Warga Myanmar tak Tahu Ada Kudeta Militer
Saat tentara berada di jalan-jalan, sistem komunikasi termasuk internet diblokir
REPUBLIKA.CO.ID, YANGON -- Hampir semua warga di Myanmar tak tahu saat terjadi kudeta militer menjelang fajar pada Senin (1/2), hanya beberapa jam sebelum pertemuan pertama di parlemen negara itu.
Beberapa hari setelah ketegangan yang meningkat dengan pemerintah yang terpilih, militer mengumumkan keadaan darurat satu tahun dengan menahan Presiden Myanmar Win Myint, Penasihat Negara Aung San Suu Kyi, dan anggota lain dari partai Liga Nasional untuk Demokrasi (NLD) yang berkuasa.
Militer Myanmar mengatakan melakukan intervensi karena "kecurangan pemilu" dalam pemilu 8 November, yang menghasilkan kemenangan telak bagi NLD yang berkuasa.
Seorang jurnalis lepas Kyaw Ye Lynn melaporkan dari Yangon kepada Anadolu Agency, usai berkeliling kota dan menanyakan reaksi warga. Saat tentara berada di jalan-jalan, sistem komunikasi termasuk internet diblokir sementara.
"Saya telah berkeliling kota sejak pagi hari, berbicara dengan supir taksi dan orang-orang yang berlalu-lalang. Banyak dari mereka tidak mengetahui kudeta militer. Mereka sedang dalam perjalanan untuk bekerja," kata Lynn dalam laporan yang dikirim kepada koresponden Anadolu Agency di Ankara.
“Mereka tidak tahu apa yang sedang terjadi. Mereka menunggu di luar toko, menunggu atasan mereka datang dan membuka toko,” tambah dia.
“Tetapi bos mereka tidak muncul karena pemadaman sinyal komunikasi, yang terputus pada pukul 5 pagi waktu setempat hingga sekitar pukul 12 siang," tutur dia.
Dia mengatakan masyarakat berusaha mencari informasi tentang "kemungkinan kudeta militer". Lynn menerangkan hal pertama yang mereka perhatikan adalah pernyataan dari militer tentang kudeta tersebut serta pernyataan di halaman resmi NLD.

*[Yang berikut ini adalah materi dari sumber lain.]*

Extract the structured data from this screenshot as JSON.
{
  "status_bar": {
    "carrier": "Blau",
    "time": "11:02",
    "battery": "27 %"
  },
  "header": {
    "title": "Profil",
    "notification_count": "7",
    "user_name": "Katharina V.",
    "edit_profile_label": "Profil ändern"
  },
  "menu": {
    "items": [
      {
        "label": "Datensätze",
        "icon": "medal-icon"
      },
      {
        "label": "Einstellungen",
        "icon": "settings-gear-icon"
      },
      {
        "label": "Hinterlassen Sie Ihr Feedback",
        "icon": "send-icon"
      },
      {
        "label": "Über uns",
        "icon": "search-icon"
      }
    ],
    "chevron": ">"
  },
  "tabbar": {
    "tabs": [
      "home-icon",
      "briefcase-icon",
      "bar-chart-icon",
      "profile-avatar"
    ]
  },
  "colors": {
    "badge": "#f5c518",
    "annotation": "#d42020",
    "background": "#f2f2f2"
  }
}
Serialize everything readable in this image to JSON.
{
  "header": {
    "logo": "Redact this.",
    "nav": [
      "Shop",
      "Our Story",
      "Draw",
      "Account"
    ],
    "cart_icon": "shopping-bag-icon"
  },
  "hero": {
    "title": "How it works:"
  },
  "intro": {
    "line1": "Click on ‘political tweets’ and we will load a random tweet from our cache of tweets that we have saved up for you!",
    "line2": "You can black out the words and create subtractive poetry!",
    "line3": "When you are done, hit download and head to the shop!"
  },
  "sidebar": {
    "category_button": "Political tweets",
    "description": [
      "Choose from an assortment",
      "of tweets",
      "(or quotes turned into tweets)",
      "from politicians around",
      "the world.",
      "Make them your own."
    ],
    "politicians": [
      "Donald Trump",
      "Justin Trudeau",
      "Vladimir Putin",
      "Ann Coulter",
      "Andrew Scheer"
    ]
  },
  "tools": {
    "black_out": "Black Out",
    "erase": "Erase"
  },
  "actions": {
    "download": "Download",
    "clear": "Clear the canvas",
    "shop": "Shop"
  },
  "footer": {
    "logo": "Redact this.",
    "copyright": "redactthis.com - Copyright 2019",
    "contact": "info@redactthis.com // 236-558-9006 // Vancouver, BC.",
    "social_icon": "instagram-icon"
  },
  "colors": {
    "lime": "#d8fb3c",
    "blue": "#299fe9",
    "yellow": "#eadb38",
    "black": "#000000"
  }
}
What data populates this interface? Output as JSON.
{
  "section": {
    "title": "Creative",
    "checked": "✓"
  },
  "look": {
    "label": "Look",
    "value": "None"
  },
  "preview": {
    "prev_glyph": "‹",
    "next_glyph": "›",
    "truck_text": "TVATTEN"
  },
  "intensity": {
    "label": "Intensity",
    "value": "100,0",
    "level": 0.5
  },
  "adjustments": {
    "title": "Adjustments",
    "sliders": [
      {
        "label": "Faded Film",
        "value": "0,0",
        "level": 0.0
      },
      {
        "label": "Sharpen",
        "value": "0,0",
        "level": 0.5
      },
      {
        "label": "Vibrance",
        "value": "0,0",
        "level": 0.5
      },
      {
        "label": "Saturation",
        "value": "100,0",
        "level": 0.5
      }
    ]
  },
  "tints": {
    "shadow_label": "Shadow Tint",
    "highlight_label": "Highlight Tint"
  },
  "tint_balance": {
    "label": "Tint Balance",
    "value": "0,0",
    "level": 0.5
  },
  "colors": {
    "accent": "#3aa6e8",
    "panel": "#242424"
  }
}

Win Htein, seorang anggota partai yang berkuasa, meminta masyarakat untuk turun ke jalan dan melawan kudeta tanpa kekerasan, namun versi palsu dari pernyataan tersebut beredar di media sosial dan menciptakan kebingungan.
"Orang-orang percaya pernyataan itu bisa dibuat-buat, upaya militer untuk memicu kerusuhan dan konfrontasi," kata Lynn.
Jurnalis itu mengungkapkan bahwa demonstrasi pro-militer juga dapat diselenggarakan untuk "merayakan kudeta."
"Militer telah menciptakan situasi di mana kelompok-kelompok pro-militer dan pro-NLD saling berhadapan. Tetapi pimpinan NLD secara konsisten menyerukan kepada masyarakat untuk tidak menanggapi dengan aksi kekerasan... tapi [bertindak] menurut hukum," ujar Lynn, saat menjelaskan perebutan kekuasaan di negara berpenduduk 55 juta orang itu.